Vraiment, il me faut écrire ici que ces lignes sont un surplus, une surcharge dont je n'ai pas besoin, même pas pensées, projetées, travaillées, la monnaie de la pièce et de singe du travailleur vidé, fatigué, au corps marqué jusqu'au creux des oreilles, qui n'a ni la force de prendre une douche pour commencer une nouvelle vie même à moitié zombi, ni celle d'abandonner cette logorrhée flux, pure expression d'angoisse, comme on appelle le stress, mais laquelle se résout pourtant comme le flux s'épanche, sauf à construire quelque chose, surtout à se saisir elle-même, tant l'angoissé se désintrique de lui-même et jusqu'au point de rupture, où il peut prétendre à se saisir lui-même, et, dès lors, tombe, hors de lui et nulle part.
Il y a sur le bureau un porte-mine avec lequel j'ai tracé quatre traits dans quatre pages successives du livre de Proust que je lisais dans le bus et jusque sur le chemin, jusqu'à la porte de l'immeuble.
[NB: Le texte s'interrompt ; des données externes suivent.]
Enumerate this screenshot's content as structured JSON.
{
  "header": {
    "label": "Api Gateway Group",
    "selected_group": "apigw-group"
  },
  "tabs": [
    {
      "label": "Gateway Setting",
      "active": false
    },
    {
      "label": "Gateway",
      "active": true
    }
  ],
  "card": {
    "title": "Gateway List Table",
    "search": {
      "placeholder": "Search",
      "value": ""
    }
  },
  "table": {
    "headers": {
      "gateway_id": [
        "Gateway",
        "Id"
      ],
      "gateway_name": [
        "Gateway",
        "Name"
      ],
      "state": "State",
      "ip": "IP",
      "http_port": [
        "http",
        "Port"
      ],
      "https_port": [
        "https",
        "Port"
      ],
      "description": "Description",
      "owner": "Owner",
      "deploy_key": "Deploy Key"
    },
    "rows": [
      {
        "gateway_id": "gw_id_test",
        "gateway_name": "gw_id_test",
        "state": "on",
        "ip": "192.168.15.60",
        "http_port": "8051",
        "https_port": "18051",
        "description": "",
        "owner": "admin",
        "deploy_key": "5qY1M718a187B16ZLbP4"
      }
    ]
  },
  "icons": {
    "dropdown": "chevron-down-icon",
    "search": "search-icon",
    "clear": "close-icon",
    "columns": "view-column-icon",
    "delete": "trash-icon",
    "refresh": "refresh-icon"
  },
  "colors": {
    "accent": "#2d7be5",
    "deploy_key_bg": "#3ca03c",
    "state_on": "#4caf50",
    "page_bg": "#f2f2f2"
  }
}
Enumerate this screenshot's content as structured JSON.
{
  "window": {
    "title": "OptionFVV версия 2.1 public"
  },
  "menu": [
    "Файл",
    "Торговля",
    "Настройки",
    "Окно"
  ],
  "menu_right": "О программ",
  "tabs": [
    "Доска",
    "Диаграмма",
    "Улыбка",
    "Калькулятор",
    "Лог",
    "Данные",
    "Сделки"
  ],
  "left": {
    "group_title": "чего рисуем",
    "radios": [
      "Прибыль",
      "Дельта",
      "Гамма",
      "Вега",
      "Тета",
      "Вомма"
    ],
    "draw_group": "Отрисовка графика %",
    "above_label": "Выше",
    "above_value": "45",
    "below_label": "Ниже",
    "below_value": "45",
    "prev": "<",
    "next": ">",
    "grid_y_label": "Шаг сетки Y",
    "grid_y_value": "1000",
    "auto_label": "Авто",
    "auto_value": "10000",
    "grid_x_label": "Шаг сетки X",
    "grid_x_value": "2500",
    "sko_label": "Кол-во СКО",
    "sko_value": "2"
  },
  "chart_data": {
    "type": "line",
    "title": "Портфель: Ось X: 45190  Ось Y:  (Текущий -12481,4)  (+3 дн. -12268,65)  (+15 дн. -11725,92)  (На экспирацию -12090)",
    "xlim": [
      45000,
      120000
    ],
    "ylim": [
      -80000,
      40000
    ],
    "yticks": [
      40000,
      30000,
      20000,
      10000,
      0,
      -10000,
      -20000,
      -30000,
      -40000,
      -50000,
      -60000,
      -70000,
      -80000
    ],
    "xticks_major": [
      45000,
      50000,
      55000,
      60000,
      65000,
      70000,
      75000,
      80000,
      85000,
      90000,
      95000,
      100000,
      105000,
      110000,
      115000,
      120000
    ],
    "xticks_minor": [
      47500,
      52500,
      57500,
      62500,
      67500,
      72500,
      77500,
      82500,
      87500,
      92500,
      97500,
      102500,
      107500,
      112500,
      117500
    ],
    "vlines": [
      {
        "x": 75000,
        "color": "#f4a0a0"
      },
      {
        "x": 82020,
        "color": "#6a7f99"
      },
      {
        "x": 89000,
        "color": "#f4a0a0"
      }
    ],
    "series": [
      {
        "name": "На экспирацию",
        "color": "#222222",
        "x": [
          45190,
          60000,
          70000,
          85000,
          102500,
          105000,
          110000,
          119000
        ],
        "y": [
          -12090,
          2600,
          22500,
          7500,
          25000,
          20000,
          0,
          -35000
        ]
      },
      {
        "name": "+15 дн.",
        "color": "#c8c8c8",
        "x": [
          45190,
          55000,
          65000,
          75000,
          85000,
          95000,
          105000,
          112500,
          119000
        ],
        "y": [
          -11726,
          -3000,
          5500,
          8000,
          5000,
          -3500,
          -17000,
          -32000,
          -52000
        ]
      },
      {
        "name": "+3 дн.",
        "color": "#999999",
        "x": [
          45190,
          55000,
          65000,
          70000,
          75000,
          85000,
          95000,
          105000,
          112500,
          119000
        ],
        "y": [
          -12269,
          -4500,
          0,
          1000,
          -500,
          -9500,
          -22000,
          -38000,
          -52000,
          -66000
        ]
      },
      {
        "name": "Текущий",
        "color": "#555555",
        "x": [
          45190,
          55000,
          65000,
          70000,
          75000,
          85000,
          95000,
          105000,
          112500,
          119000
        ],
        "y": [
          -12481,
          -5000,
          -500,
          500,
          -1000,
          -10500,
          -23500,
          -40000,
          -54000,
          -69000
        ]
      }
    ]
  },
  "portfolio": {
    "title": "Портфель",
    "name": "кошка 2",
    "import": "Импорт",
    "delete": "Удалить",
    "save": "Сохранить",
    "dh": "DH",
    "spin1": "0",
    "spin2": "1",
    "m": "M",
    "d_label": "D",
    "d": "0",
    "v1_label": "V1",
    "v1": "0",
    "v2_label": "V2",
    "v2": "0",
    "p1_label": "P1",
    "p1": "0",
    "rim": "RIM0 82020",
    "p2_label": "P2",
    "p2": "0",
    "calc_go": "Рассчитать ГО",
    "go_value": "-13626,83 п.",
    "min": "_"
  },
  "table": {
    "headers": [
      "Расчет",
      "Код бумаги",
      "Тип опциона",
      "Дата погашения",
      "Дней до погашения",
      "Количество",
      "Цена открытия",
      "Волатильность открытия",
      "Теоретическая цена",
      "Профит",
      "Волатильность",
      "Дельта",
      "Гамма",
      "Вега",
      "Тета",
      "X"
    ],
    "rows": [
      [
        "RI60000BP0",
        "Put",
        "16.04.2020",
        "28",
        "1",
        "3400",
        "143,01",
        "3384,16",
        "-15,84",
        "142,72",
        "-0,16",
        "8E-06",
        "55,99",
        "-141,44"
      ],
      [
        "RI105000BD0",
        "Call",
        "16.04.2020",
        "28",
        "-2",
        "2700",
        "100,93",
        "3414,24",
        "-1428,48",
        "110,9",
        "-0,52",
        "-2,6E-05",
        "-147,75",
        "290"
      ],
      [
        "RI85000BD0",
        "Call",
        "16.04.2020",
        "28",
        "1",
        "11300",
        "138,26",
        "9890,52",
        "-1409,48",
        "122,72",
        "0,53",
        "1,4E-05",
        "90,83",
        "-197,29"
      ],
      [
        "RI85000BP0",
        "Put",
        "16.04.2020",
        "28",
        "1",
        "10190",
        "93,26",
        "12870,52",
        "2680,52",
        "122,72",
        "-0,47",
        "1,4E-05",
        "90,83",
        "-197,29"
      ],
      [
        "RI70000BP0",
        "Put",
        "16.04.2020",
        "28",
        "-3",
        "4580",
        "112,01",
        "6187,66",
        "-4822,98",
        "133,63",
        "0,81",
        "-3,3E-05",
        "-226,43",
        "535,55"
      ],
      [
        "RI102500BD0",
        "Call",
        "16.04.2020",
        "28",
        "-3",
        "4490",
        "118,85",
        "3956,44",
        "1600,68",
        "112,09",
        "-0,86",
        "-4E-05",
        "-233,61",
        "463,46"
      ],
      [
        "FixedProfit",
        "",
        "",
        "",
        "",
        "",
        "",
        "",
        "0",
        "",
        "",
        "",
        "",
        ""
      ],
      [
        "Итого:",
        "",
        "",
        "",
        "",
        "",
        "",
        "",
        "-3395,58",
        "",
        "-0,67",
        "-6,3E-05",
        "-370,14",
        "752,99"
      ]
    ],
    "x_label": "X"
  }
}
Je refume une cigarette et me sens vide, déprimé et liquide d'avoir écrit cela pour rien, comme une lessive, qui emporterait le bébé avec l'eau du bain, expression que je n'ai jamais comprise, et je me dis qu'il n'y a là aucune réflexivité, très loin d'un texte proustien, et je mange à nouveau une fraise du paquet volé à la poubelle, des fraises bien mûres, comme je vais me servir un verre de lait pour remplacer les deux cuillères de cappuccino ajoutées à peu d'eau dans une tasse désormais vide. Tandis que je reçois un message sur mon téléphone, c'est si rare et c'est, encore, une publicité. Je ne sais pas ne pas être en face de moi-même en face d'un écran, et je repense à ce passage de Proust dont j'ai oublié de parler quelques lignes plus haut concernant la description d'une femme que je connais. Je vais m'arrêter là, personne n'est connecté, et moi, non plus. Mes mains râpeuses, desséchées et pliées, sentent encore la javel.